Secono il Coordinamento provinciale per la Palestina «la casa farmaceutica israeliana Teva è la più grande azienda mondiale nel settore dei farmaci generici. Teva ha un codice etico nel quale afferma di voler essere riconosciuta come un’azienda corretta, che contribuisce al benessere dei pazienti, delle famiglie e della comunità, che sostiene e rispetta la tutela dei diritti e si impegna a non essere complice di abusi. In realtà Teva finanzia il governo e l’esercito israeliano con le sue imposte (il fatturato Teva del 2025 è stato di circa 17 miliardi di dollari); l’economia palestinese è interamente controllata da Israele, Teva beneficia quindi di un mercato vincolato e impone i suoi prezzi ai cittadini palestinesi, prezzi più alti di quelli dei farmaci generici prodotti ad esempio in Cina e in India; in questi mesi Teva si è pubblicamente schierata con lo stato e l’esercito israeliano, sia con dichiarazioni che con aiuti concreti».
Con questa lettera «non intendiamo interferire con l’autonomia professionale di ciascun farmacista, né con le imprescindibili esigenze terapeutiche dei pazienti.
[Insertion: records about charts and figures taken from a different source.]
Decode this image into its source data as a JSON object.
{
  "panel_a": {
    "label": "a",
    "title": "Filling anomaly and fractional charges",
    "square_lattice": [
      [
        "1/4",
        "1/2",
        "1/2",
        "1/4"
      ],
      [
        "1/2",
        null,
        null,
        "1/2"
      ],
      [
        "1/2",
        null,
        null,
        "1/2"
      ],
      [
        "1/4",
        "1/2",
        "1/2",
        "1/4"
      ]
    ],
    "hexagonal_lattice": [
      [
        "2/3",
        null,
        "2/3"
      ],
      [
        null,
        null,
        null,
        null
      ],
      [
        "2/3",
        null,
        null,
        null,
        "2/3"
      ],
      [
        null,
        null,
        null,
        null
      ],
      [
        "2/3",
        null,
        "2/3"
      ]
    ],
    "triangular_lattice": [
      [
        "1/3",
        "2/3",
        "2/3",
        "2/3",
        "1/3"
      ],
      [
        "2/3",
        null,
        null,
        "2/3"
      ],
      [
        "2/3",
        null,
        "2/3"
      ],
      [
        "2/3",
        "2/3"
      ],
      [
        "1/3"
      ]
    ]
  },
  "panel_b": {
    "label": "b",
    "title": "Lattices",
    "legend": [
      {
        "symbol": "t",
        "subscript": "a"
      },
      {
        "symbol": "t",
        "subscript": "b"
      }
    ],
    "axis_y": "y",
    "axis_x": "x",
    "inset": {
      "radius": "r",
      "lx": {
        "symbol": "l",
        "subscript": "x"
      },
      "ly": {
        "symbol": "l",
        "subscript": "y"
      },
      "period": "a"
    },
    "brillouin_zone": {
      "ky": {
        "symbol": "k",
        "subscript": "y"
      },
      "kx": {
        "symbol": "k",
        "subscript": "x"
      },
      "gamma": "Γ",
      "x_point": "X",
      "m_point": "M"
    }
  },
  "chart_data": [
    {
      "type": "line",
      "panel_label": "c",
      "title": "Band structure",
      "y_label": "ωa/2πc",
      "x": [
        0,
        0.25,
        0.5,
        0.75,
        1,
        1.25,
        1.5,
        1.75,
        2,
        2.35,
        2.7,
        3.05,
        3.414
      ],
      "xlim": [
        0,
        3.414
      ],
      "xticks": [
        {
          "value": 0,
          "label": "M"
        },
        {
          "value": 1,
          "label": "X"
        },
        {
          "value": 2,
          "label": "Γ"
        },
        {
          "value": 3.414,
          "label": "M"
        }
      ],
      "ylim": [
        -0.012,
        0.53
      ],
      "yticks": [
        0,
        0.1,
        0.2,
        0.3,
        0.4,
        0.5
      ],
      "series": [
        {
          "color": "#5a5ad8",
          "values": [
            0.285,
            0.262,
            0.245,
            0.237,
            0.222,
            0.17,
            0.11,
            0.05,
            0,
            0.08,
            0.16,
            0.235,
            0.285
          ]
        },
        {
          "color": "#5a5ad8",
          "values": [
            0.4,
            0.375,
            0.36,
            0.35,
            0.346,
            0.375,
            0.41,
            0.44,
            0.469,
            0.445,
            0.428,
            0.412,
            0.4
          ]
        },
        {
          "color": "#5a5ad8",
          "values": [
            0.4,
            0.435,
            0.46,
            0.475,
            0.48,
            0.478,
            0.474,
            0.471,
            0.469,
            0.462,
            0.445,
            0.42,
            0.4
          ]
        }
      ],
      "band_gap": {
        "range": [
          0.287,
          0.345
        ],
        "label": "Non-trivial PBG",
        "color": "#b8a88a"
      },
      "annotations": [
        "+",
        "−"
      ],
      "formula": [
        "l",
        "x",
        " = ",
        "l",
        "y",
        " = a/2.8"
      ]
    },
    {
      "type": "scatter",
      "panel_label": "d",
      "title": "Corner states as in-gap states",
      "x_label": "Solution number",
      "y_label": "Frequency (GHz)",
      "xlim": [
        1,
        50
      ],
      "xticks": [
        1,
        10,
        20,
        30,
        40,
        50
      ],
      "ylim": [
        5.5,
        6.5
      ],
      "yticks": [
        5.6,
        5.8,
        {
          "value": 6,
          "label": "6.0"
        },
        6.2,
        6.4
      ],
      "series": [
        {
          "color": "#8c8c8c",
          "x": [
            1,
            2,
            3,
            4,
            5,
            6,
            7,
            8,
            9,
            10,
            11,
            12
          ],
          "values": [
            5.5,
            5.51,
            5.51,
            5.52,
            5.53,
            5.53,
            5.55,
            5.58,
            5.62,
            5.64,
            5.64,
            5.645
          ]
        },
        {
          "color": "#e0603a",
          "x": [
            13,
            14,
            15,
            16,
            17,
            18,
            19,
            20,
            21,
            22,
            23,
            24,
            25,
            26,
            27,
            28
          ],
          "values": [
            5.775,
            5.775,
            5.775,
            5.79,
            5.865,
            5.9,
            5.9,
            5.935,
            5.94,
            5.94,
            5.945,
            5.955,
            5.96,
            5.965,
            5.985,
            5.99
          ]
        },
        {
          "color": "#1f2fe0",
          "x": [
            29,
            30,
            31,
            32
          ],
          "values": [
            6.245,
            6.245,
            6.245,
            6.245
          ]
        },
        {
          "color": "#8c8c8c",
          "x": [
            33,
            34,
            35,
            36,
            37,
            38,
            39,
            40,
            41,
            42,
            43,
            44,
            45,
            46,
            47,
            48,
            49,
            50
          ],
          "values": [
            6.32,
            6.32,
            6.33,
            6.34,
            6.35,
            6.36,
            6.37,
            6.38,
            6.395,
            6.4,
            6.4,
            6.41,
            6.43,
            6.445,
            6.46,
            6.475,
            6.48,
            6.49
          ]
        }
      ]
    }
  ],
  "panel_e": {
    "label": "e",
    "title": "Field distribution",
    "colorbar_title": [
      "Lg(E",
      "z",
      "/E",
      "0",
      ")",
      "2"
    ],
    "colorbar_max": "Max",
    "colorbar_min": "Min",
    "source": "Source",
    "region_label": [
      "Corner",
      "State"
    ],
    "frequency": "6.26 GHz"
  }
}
Chiediamo, invece, di pronunciarsi a favore della tutela della salute e della vita, manifestando in modo pacifico il suo dissenso verso chi semina morte e lancia false accuse di antisemitismo a chiunque si opponga».
«Per aderire a questa campagna nazionale sarà sufficiente comunicare ai rappresentanti delle ditte consociate TEVA, RATIOPHARM, CEPHALON E DOROM che non commercializzerà più i loro prodotti, sostituendoli con altri equivalenti disponibili, nel pieno rispetto dell’appropriatezza terapeutica e delle necessità del singolo paziente».